Birth Date: | 1879 11, df=y |
Birth Place: | Horbury, Yorkshire |
Death Place: | Sheffield |
Workplaces: | University of Cambridge University of Sheffield |
Alma Mater: | Sidney Sussex College, Cambridge (B.A., 1901) |
Known For: | Geology in the service of man (1944) |
Awards: | Murchison Medal (1932) FRS (1932)[1] |
William George Fearnsides FRS[1] (1879–1968) was a British geologist who worked at the University of Cambridge from 1904 to 1913, and was professor of geology at the University of Sheffield from 1913 to 1945.[2]
Fearnsides, who was later known as 'Bones' by his contemporaries, was born in Horbury, Yorkshire. He was the eldest son of Joshua and Maria Fearnsides, and he had two younger siblings who pre-deceased him; Edwin Greaves who died in 1919 in a boating accident, and Marguerite, who died in 1904.[1]

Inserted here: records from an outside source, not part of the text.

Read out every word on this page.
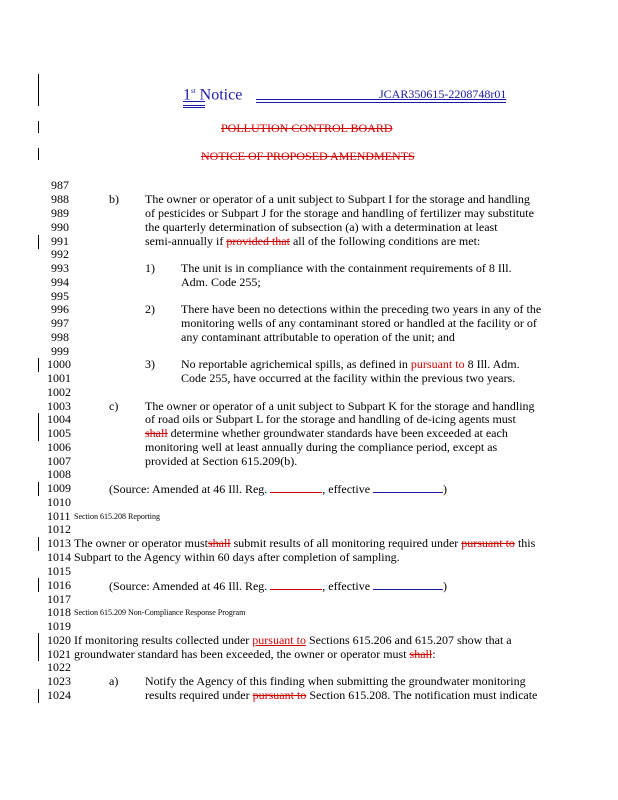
1st Notice	JCAR350615-2208748r01
POLLUTION CONTROL BOARD
NOTICE OF PROPOSED AMENDMENTS
987
988
989
990
991
992
993
994
995
996
997
998
999
1000
1001
1002
1003
1004
1005
1006
1007
1008
1009
1010
1011
1012
1013
1014
1015
1016
1017
1018
1019
1020
1021
1022
1023
1024
b) The owner or operator of a unit subject to Subpart I for the storage and handling
of pesticides or Subpart J for the storage and handling of fertilizer may substitute
the quarterly determination of subsection (a) with a determination at least
semi-annually if provided that all of the following conditions are met:
1) The unit is in compliance with the containment requirements of 8 Ill.
Adm. Code 255;
2) There have been no detections within the preceding two years in any of the
monitoring wells of any contaminant stored or handled at the facility or of
any contaminant attributable to operation of the unit; and
3) No reportable agrichemical spills, as defined in pursuant to 8 Ill. Adm.
Code 255, have occurred at the facility within the previous two years.
c) The owner or operator of a unit subject to Subpart K for the storage and handling
of road oils or Subpart L for the storage and handling of de-icing agents must
shall determine whether groundwater standards have been exceeded at each
monitoring well at least annually during the compliance period, except as
provided at Section 615.209(b).
(Source: Amended at 46 Ill. Reg.	, effective	)
Section 615.208 Reporting
The owner or operator mustshall submit results of all monitoring required under pursuant to this
Subpart to the Agency within 60 days after completion of sampling.
(Source: Amended at 46 Ill. Reg.	, effective	)
Section 615.209 Non-Compliance Response Program
If monitoring results collected under pursuant to Sections 615.206 and 615.207 show that a
groundwater standard has been exceeded, the owner or operator must shall:
a) Notify the Agency of this finding when submitting the groundwater monitoring
results required under pursuant to Section 615.208. The notification must indicate
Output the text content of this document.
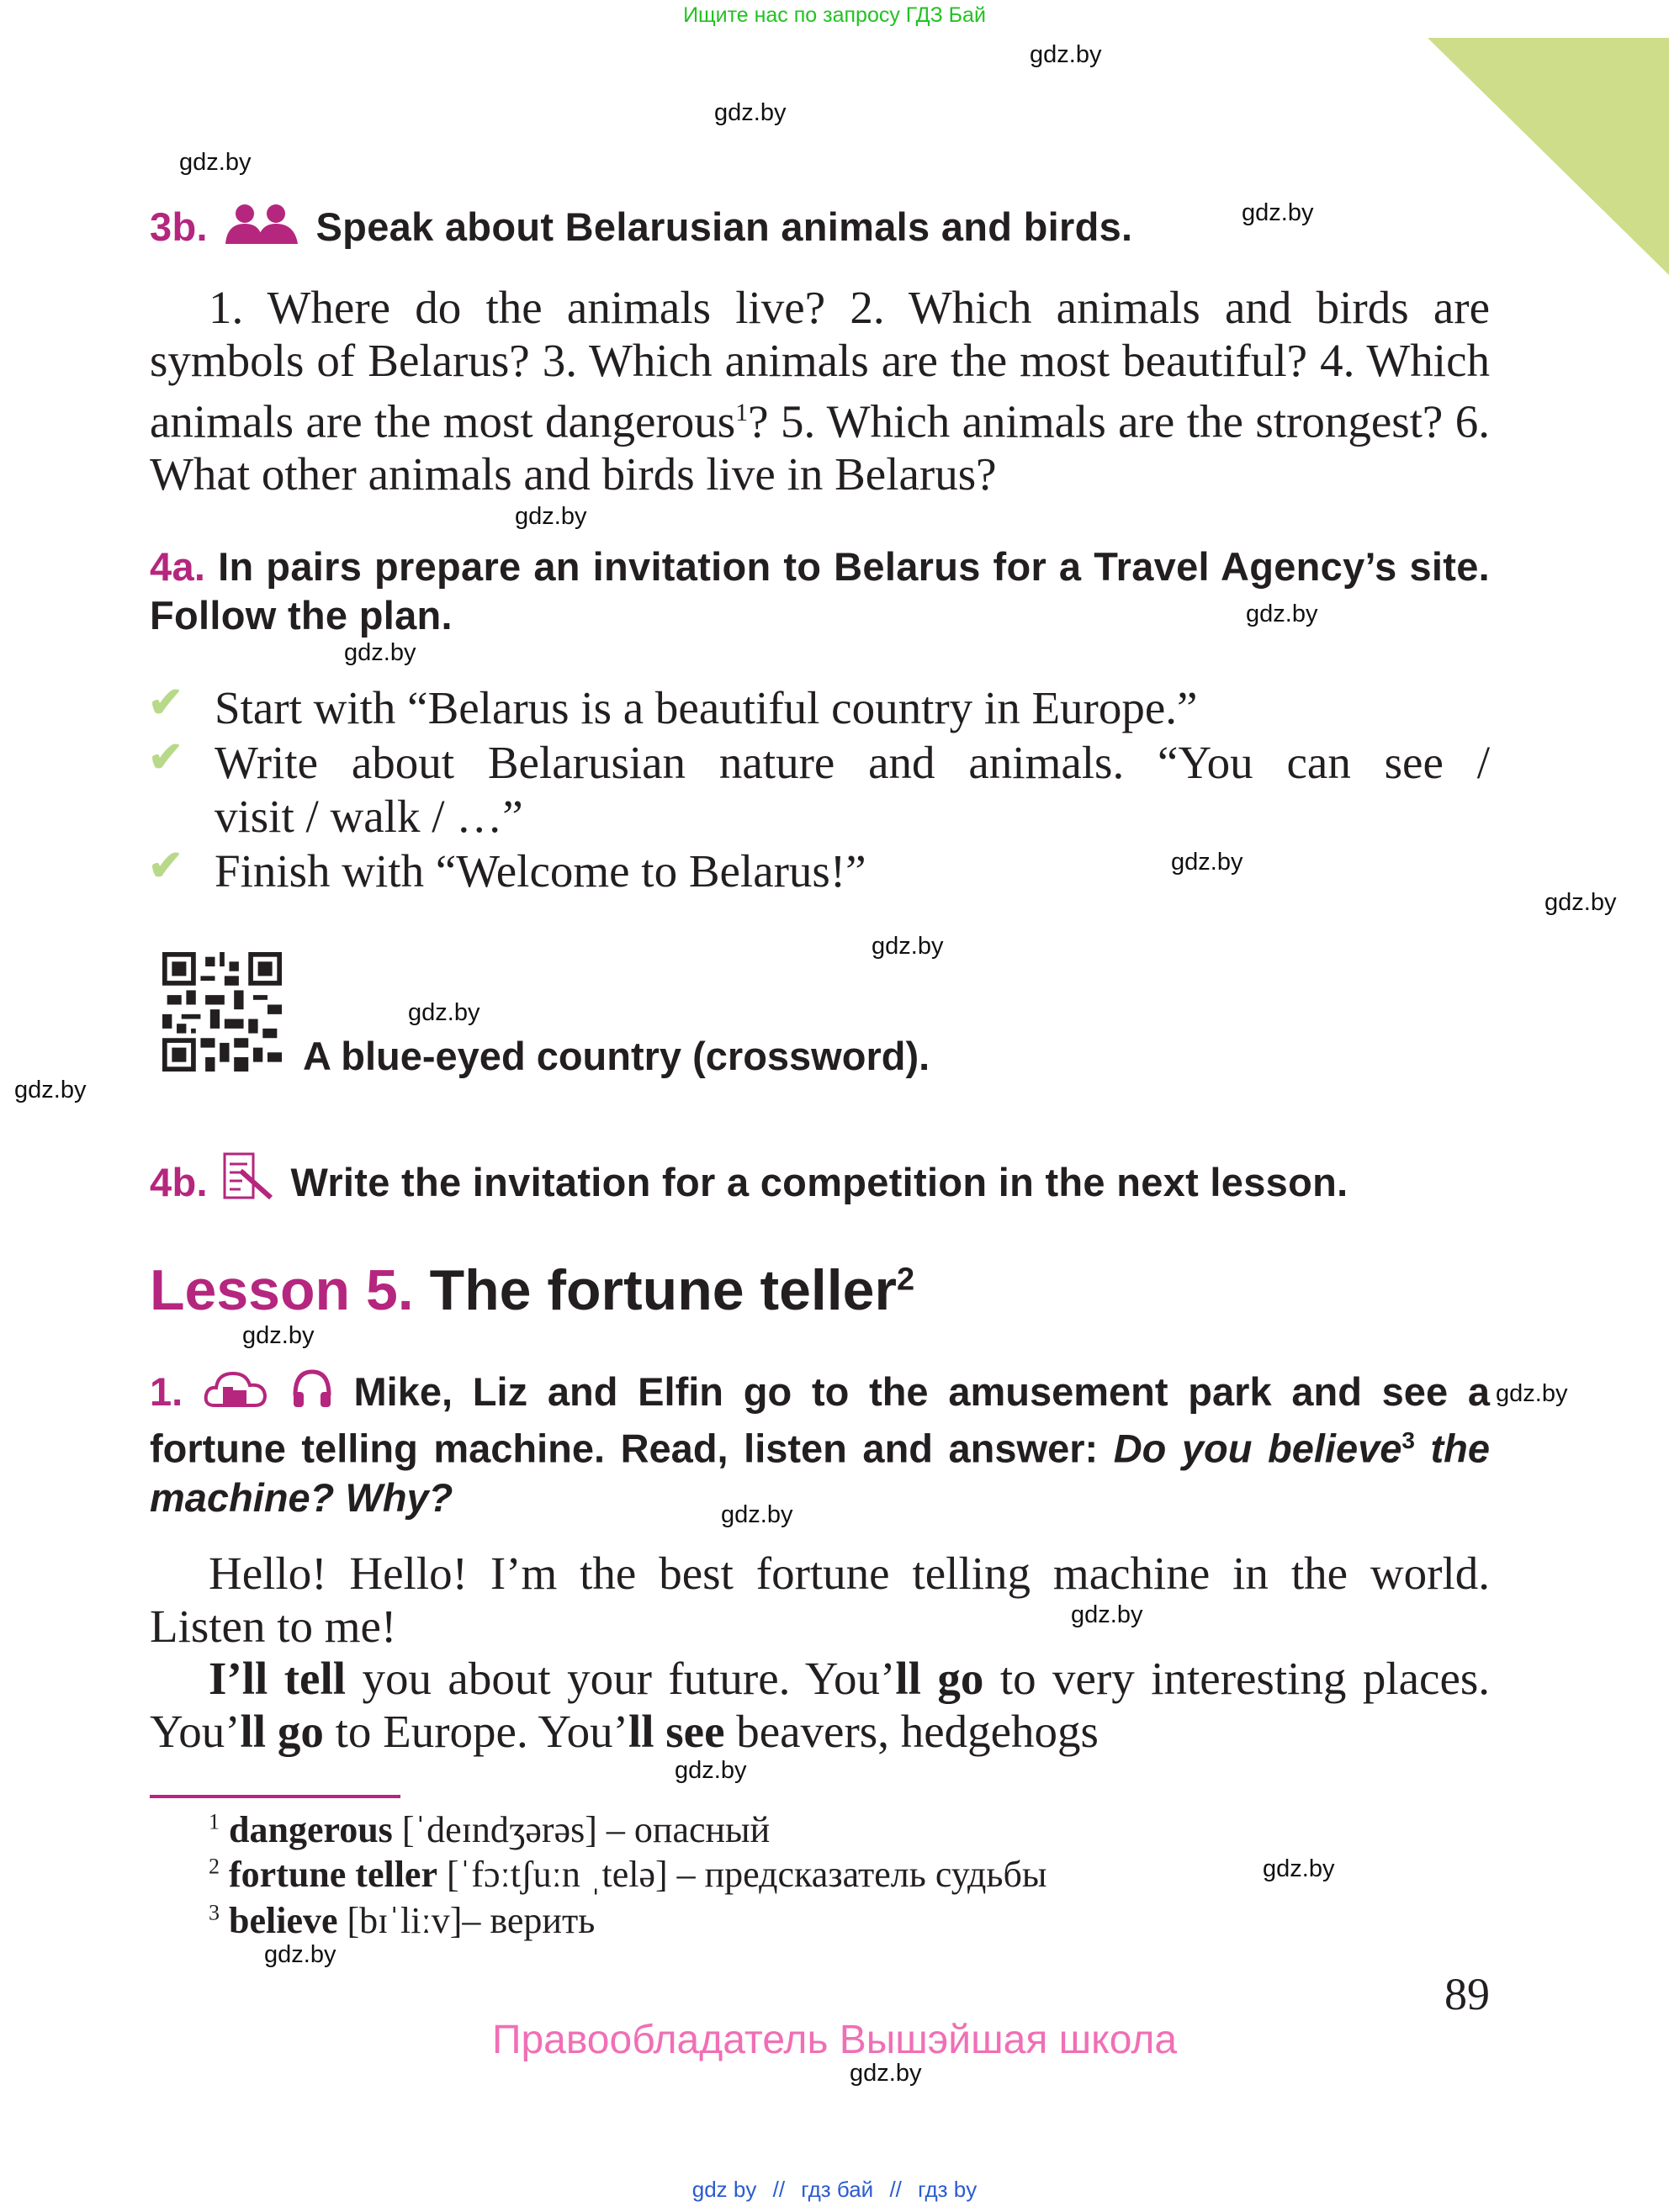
Ищите нас по запросу ГДЗ Бай
gdz.by
gdz.by
gdz.by
gdz.by
gdz.by
gdz.by
gdz.by
gdz.by
gdz.by
gdz.by
gdz.by
gdz.by
gdz.by
gdz.by
gdz.by
gdz.by
gdz.by
gdz.by
gdz.by
gdz.by
3b.	Speak about Belarusian animals and birds.
1. Where do the animals live? 2. Which animals and birds are symbols of Belarus? 3. Which animals are the most beautiful? 4. Which animals are the most dangerous$^1$? 5. Which animals are the strongest? 6. What other animals and birds live in Belarus?
4a. In pairs prepare an invitation to Belarus for a Travel Agency’s site. Follow the plan.
✔ Start with “Belarus is a beautiful country in Europe.”
✔ Write about Belarusian nature and animals. “You can see /
visit / walk / …”
✔ Finish with “Welcome to Belarus!”
A blue-eyed country (crossword).
4b. Write the invitation for a competition in the next lesson.
Lesson 5. The fortune teller$^2$
1.	Mike, Liz and Elfin go to the amusement park and see a fortune telling machine. Read, listen and answer: Do you believe$^3$ the machine? Why?
Hello! Hello! I’m the best fortune telling machine in the world. Listen to me!
I’ll tell you about your future. You’ll go to very interesting places. You’ll go to Europe. You’ll see beavers, hedgehogs
$^1$ dangerous [ˈdeɪndʒərəs] – опасный
$^2$ fortune teller [ˈfɔːtʃuːn ˌtelə] – предсказатель судьбы
$^3$ believe [bɪˈliːv]– верить
89
Правообладатель Вышэйшая школа
gdz by // гдз бай // гдз by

Fearnsides went to school at the Wheelwright Grammar School, Dewsbury, and won a scholarship to the University of Cambridge in 1895. He went to Sidney Sussex College, Cambridge to study Natural Sciences in 1897, and graduated with a first class degree in geology in 1901.[1] After leaving Cambridge, he took up an apprenticeship with Westinghouse Electric Corporation in Pittsburgh, but left after an altercation, and eventually made his way back to England on a cattle boat.[1] Fearnsides returned to Cambridge, where he was elected a fellow of Sidney Sussex college in 1904, appointed college lecturer in 1908, and became university demonstrator in petrology in 1909.[2] During this time, Fearnsides worked extensively on the Lower Palaeozoic rocks of Wales, northern England and Scandinavia, publishing papers with John E Marr, Gertrude Elles and Bernard Smith.In 1913, Fearnsides was appointed to the new Sorby professorship of geology at the University of Sheffield, a post he held until retirement in 1945. In Sheffield, Fearnsides extended his work on metal alloys, and metallography, and recognised the applications of these approaches to the study of metamorphic rocks, and did much to demonstrate the value of geology to society.[1] [3]

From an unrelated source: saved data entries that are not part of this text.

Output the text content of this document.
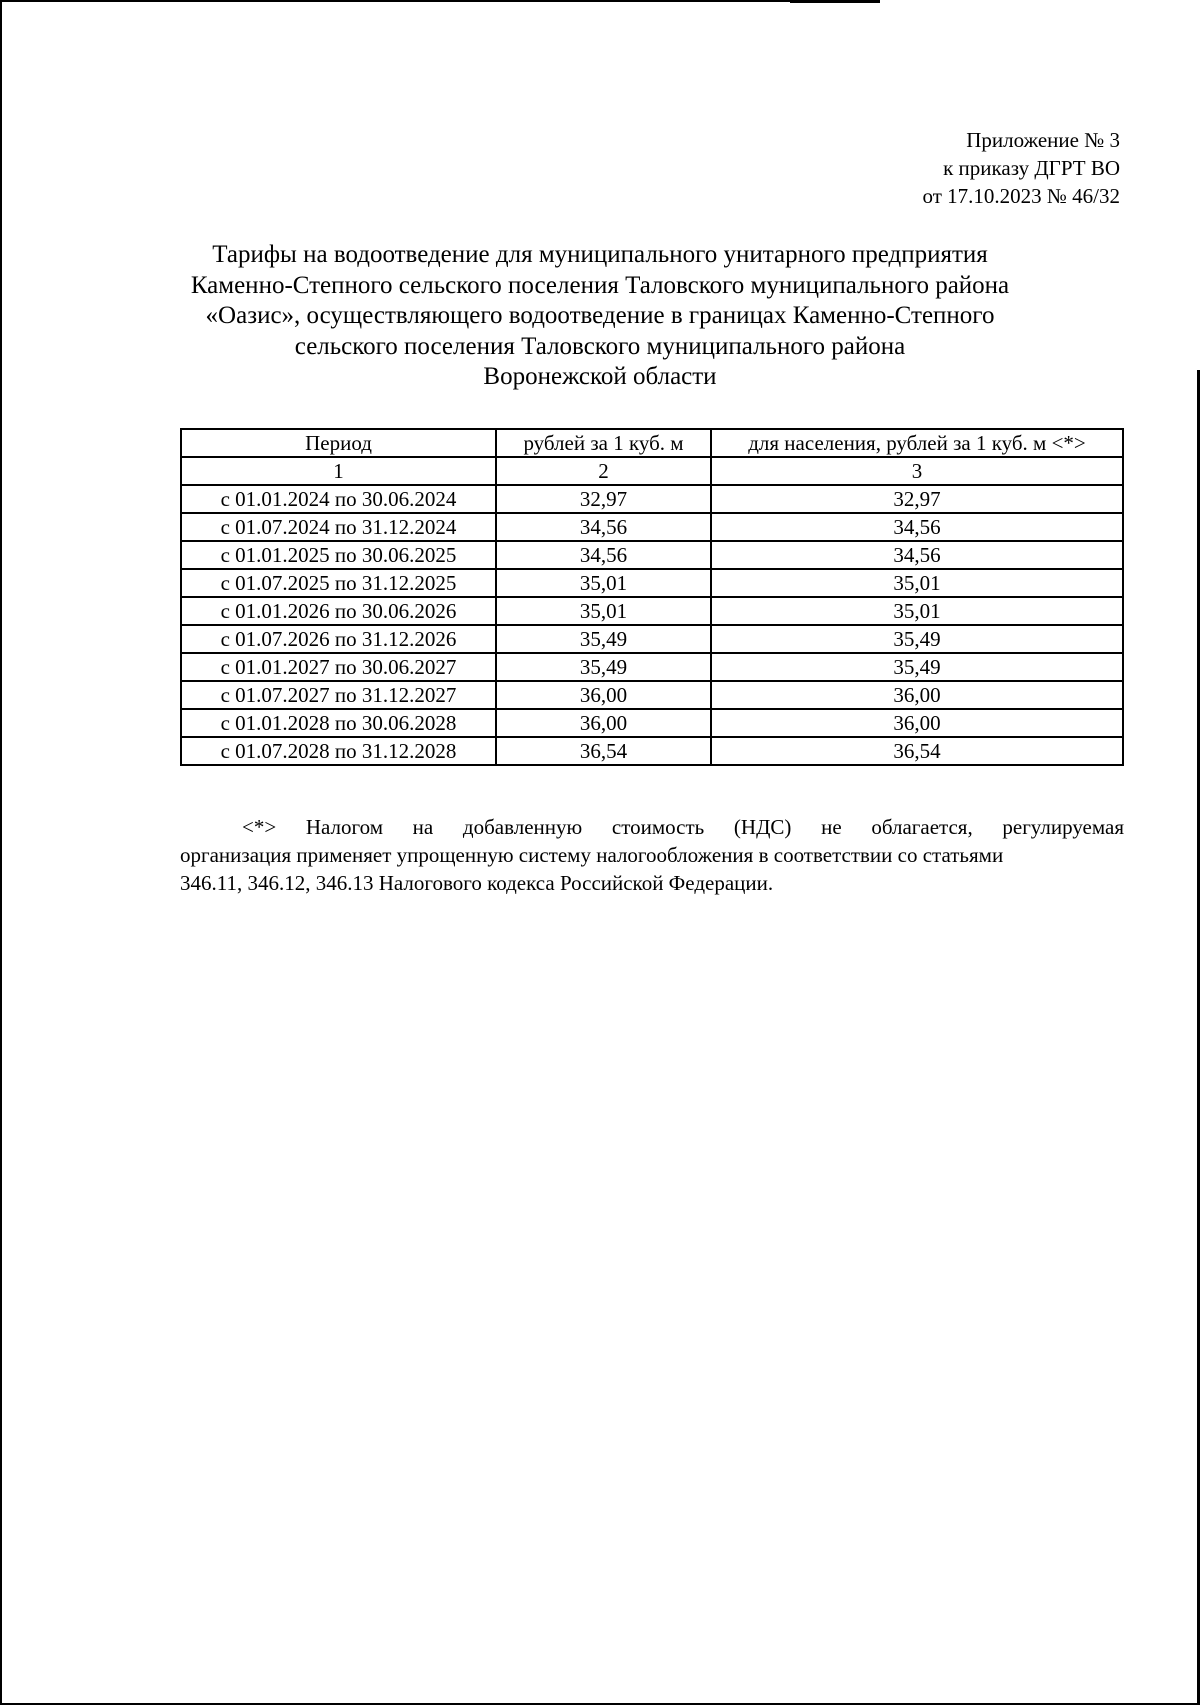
Приложение № 3
к приказу ДГРТ ВО
от 17.10.2023 № 46/32
Тарифы на водоотведение для муниципального унитарного предприятия
Каменно-Степного сельского поселения Таловского муниципального района
«Оазис», осуществляющего водоотведение в границах Каменно-Степного
сельского поселения Таловского муниципального района
Воронежской области
Период	рублей за 1 куб. м	для населения, рублей за 1 куб. м <*>
1	2	3
с 01.01.2024 по 30.06.2024	32,97	32,97
с 01.07.2024 по 31.12.2024	34,56	34,56
с 01.01.2025 по 30.06.2025	34,56	34,56
с 01.07.2025 по 31.12.2025	35,01	35,01
с 01.01.2026 по 30.06.2026	35,01	35,01
с 01.07.2026 по 31.12.2026	35,49	35,49
с 01.01.2027 по 30.06.2027	35,49	35,49
с 01.07.2027 по 31.12.2027	36,00	36,00
с 01.01.2028 по 30.06.2028	36,00	36,00
с 01.07.2028 по 31.12.2028	36,54	36,54
<*> Налогом на добавленную стоимость (НДС) не облагается, регулируемая
организация применяет упрощенную систему налогообложения в соответствии со статьями
346.11, 346.12, 346.13 Налогового кодекса Российской Федерации.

Fearnsides was awarded the Murchison Medal of the Geological Society of London in 1932, and elected Fellow of the Royal Society in the same year. He served as President of the Geological Society of London from 1943 to 1945, and was elected to honorary fellowship of Sidney Sussex college in 1946.[4]
In addition to his academic publications, Fearnsides published a popular Pelican book with Oliver Bulman in 1944, 'Geology in the service of man'; this went through several reprints and revised editions.[5] [6]
In 1911, Fearnsides married Beatrix Mary Adelaide Watts, daughter of W W Watts.[7] They had two daughters, Marguerite and Elizabeth. Elizabeth served in the Auxiliary Territorial Service in North Africa and Italy, and died in a road traffic accident near Genoa in 1945.[1]